Não muito longe, uma mala estava revirada no chão, mergulhada numa poça, amassada, úmida e manchada. Por que ela parece desfocada, como se não devesse estar ali? 

Andei até ela, me sentindo um Sherlock meio idiota, incapaz de encontrar alguma coisa importante. Abri a mala, de vagar, talvez um monstro pule e me leve para dentro - nada é impossível nesse mundo de loucos. Está vazia, completamente vazia. Com exceção de um cartão esbranquiçado, manchado de sangue e lama. Tudo aqui parece manchado de sangue e lama. Curioso, abri o envelope. 

Por que meu rosto está lá? Por que estampo a foto naquele envelope? Por que? Não há quem possa me responder, sendo assim, segui em frente. 

A casa à frente não é tão diferente de todas as outras: portas abertas, móveis poeirentos, coisas que deveriam ser feitas e foram deixadas pela metade, cheiro de vidas fora de curso e fantasmas vivos que estão mortos. Mas, essa tem algo a mais: sangue. pegadas cravadas na madeira apodrecida, vermelhas e vivas como se tivessem sido feitas ontem. Elas também não combina com nada.

Sigo-as, não há nada pra fazer afinal de contas. 

As manchas seguem até uma porta onde diz "Fique fora, ou sofra as consequências".

- Ah, senhora porta, eu sou um fantasma - informei, mesmo parecendo idiota informar qualquer coisa para o cartaz numa porta semi-aberta. - Quais seriam as consequências para um fantasma? Voltar a vida? 

Olhei lá dentro, parece um simples quarto de adolescente. Empurrei a porta, mas algo a prendia, tornando difícil minha passagem. Empurrei com um pouco mais de força. 

- Isso seria fácil para qualquer outro fantasma. Claro que seria difícil para - seja o que for que mantinha a porta fechada, escorregou e tombou - m-mim... 

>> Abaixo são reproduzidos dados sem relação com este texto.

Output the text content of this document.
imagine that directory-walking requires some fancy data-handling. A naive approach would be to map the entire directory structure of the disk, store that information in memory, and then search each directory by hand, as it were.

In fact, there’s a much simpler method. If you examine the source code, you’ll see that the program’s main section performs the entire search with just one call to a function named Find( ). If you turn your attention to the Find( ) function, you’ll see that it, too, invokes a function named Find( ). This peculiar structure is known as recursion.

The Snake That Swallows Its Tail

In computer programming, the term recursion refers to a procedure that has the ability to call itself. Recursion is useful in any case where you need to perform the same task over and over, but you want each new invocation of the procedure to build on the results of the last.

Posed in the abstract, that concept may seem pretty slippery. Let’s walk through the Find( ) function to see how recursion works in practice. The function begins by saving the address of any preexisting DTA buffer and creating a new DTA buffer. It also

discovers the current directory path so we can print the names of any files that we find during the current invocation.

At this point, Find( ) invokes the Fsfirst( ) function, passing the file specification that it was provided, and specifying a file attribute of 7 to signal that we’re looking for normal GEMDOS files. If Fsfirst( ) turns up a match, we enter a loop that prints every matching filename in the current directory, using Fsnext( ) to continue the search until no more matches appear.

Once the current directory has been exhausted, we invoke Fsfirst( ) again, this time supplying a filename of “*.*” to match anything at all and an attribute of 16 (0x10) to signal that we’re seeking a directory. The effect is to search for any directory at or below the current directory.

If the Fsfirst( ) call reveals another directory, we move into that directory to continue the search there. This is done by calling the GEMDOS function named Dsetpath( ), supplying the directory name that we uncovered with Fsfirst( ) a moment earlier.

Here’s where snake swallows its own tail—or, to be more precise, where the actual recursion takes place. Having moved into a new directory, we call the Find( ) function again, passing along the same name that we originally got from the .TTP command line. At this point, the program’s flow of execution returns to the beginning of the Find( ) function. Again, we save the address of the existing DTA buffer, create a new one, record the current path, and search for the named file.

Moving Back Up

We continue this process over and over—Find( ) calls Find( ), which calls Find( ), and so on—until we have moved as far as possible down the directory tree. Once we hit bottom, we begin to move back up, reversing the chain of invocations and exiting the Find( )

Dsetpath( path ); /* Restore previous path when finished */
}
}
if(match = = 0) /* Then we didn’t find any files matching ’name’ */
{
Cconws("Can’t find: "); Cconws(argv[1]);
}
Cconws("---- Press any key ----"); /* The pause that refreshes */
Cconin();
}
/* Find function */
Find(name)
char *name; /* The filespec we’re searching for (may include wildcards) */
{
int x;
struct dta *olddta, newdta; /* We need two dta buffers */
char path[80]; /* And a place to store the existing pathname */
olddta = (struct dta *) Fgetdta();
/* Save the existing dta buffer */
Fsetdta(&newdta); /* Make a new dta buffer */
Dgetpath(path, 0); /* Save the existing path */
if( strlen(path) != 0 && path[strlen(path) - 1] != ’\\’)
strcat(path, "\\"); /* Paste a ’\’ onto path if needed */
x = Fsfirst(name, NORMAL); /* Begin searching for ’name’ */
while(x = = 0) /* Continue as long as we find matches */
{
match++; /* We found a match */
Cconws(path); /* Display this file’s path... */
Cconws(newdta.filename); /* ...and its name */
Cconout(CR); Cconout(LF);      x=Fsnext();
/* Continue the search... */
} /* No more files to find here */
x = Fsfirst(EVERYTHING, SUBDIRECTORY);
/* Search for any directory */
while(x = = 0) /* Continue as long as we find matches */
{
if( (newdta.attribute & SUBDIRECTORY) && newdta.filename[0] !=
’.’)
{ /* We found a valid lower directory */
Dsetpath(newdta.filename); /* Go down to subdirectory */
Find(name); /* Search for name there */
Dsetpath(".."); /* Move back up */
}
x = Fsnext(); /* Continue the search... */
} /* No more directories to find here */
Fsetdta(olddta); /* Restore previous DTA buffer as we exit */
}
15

Tropecei para dentro do quarto, caindo de cara numa mancha escarlate e pegajosa. Asas bateram para fora do cômodo e gritaram para todos irem também. Penas negras foram deixadas para trás, embaladas na mesma mancha que eu. 

Me ergui com cautela. Não é como se algum osso pudesse ter sido quebrado ou torcido, mas ainda não me apeguei à esses detalhes. Mal pude me recuperar da primeira queda, mas cai novamente ao ver o que segurava a porta. 

Ali está, curvado e imóvel, manchado e destroçado, olhando para o vazio como se pudesse ver algo lá. A luz criando sombras sob os olhos, atiçando a escuridão que suas olheiras produziram. Sangue em suas roupas, um sapato a menos.

Sentei-me naquele chão egoísta, que roubou o frio todo só para si. Tentando manter a calma, tentando não morrer novamente, tentando entender o que acontecia... 

Ali está, bem à minha frente, eu. Minhas mãos, meu rosto, meu cabelo, meus dedos... Eu, meu próprio corpo... Morto, completamente morto.